TSLA was deeply undervalued at $400 and now it's just at crazy levels.
It does not have to be either extreme; humans find extremes / all-or-nothings as easy and comforting, but reality almost always exists in between, with a great deal more nuance and hidden cause-and-effect than just taking everything in the world around you at face value or at no value. It does not have to be "This was just Tesla unwinding the wave, no demand issues" nor does it have to be "This is all demand issues and Tesla executive leadership has been misleading (or worse).
I did not make a black and white statement about it being all due to the wave. What I said was, "To assert that Tesla's gap in deliveries and production was
primarily caused by limited demand is to assert that Tesla's corporate communications on the matter have been misleading to the point of arguably being outright fraudulent."
Tesla has said that demand had softened globally in recent months for them and the whole car industry, and I believe them. That doesn't mean weak demand is the main cause of Tesla's inventory buildup, which many people are saying.

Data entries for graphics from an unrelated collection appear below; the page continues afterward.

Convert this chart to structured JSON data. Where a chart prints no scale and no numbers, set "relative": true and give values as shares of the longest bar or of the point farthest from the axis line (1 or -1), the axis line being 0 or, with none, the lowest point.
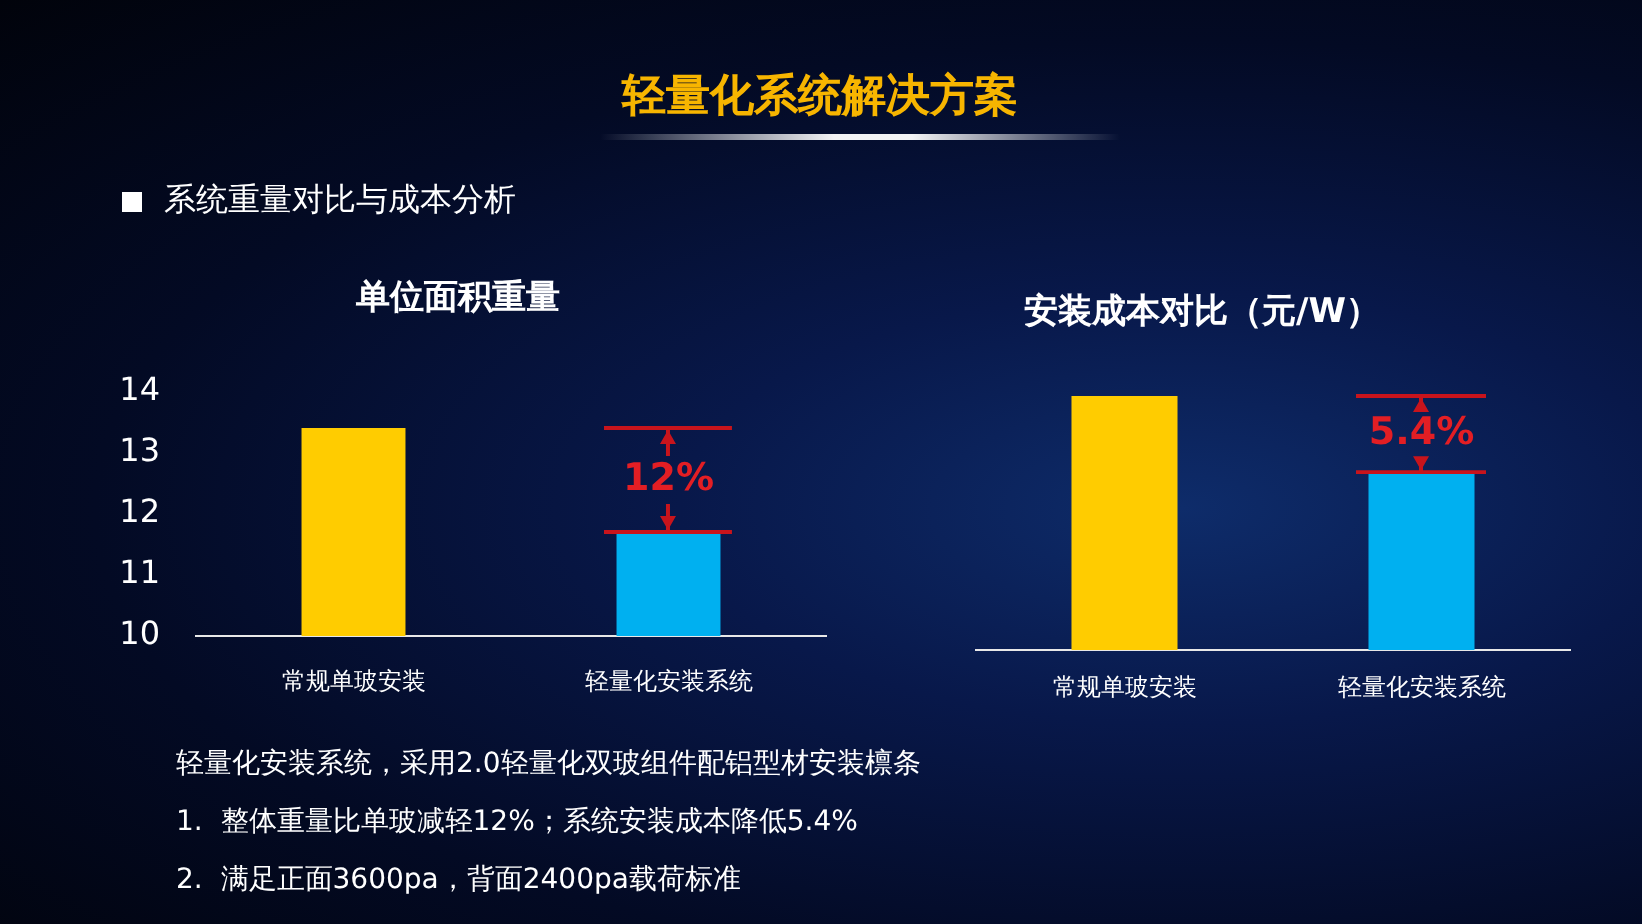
{
  "chart_data": [
    {
      "type": "other",
      "title": "轻量化系统解决方案",
      "subtitle": "系统重量对比与成本分析"
    },
    {
      "type": "bar",
      "title": "单位面积重量",
      "categories": [
        "常规单玻安装",
        "轻量化安装系统"
      ],
      "values": [
        13.4,
        11.7
      ],
      "colors": [
        "#ffcc00",
        "#00b0f0"
      ],
      "ylim": [
        10,
        14
      ],
      "yticks": [
        10,
        11,
        12,
        13,
        14
      ],
      "annotations": [
        "12%"
      ]
    },
    {
      "type": "bar",
      "title": "安装成本对比（元/W）",
      "categories": [
        "常规单玻安装",
        "轻量化安装系统"
      ],
      "values": [
        1,
        0.7
      ],
      "colors": [
        "#ffcc00",
        "#00b0f0"
      ],
      "relative": true,
      "annotations": [
        "5.4%"
      ]
    },
    {
      "type": "other",
      "annotations": [
        "轻量化安装系统，采用2.0轻量化双玻组件配铝型材安装檩条",
        "1.  整体重量比单玻减轻12%；系统安装成本降低5.4%",
        "2.  满足正面3600pa，背面2400pa载荷标准"
      ]
    }
  ]
}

Consider, for example, why did Tesla choose to unwind the wave at this time? PURE CONJECTURE: A reasonable middle-ground scenario that could have played out was in 2022 Q3, Tesla executive leadership began to see risk on the demand side due to a combination of internal (massive 2022 price increases) and external (massive macroeconomic / geopolitical / pandemic / etc) factors. Based on the data available to them at the time, and faced with choices such as "We can push thru it by doing <x, y, z>" or "We can allow the wave to partially unwind rather than jumping thru those <x, y, z> hoops", both of which would be valid choices, they chose the latter. During 2022 Q4, after experimenting with various demand levers (most especially in China, where some are projecting the bulk of the current production-minus-deliveries gap to be), the costs of various demand levers became more clear, and throughout the quarter Tesla executive leadership decided to continue to unwind the wave rather than push thru it with the <t, u, v> levers which were available to them then. Both in 2022 Q3 and 2022 Q4, Tesla leadership chose to communicate the action they were taking (unwinding the wave) and point out some specific benefits of doing so (avoiding higher end-of-quarter costs, avoiding potential negative customer experience in that rush, etc) without going into detail of ALL the factors (such as potential weakness in demand) which led them to make that choice now (vs earlier in 2022 Q1 or Q2, or later by waiting until 2023, etc).
Consider:
why generate a paragraph of your own conjecture about why Tesla chose to unwind the wave starting in Q3, given that Tesla already has directly provided the answer to this question?
- "...we've started to experience limits on outbound logistics capacity which we didn't anticipate. This issue is particularly present for ships from Shanghai to Europe and local trucking within certain parts of the U.S. and Europe."
- "Fundamentally, there weren't enough boats, there weren't enough trains, there weren't enough car carriers to actually support the wave because it got too big. So, whether we like it or not, we actually have to smooth out the delivery of cars intra-quarter because there aren't just enough transportation objects to move them around."
Q3 production of 366k was 20% higher than the previous record of 306k, so it's reasonable to infer that Tesla must have been close to the limit on peak shipping capacity and then the Q3 production spike caused them to hit the limit. If I presume Tesla was being honest then that's the only way I see to interpret their comments.
On both the Q3 earnings call and Q3 report Tesla clearly mentioned strong demand, selling every car they can make in Q4, and production growth of 50% per year is still the plan with strong operating margins in doing so. If Tesla's decision to unwind the wave starting in Q3 was actually due in part to projections on demand falling, then they were willfully deceiving shareholders. Is that what you actually think?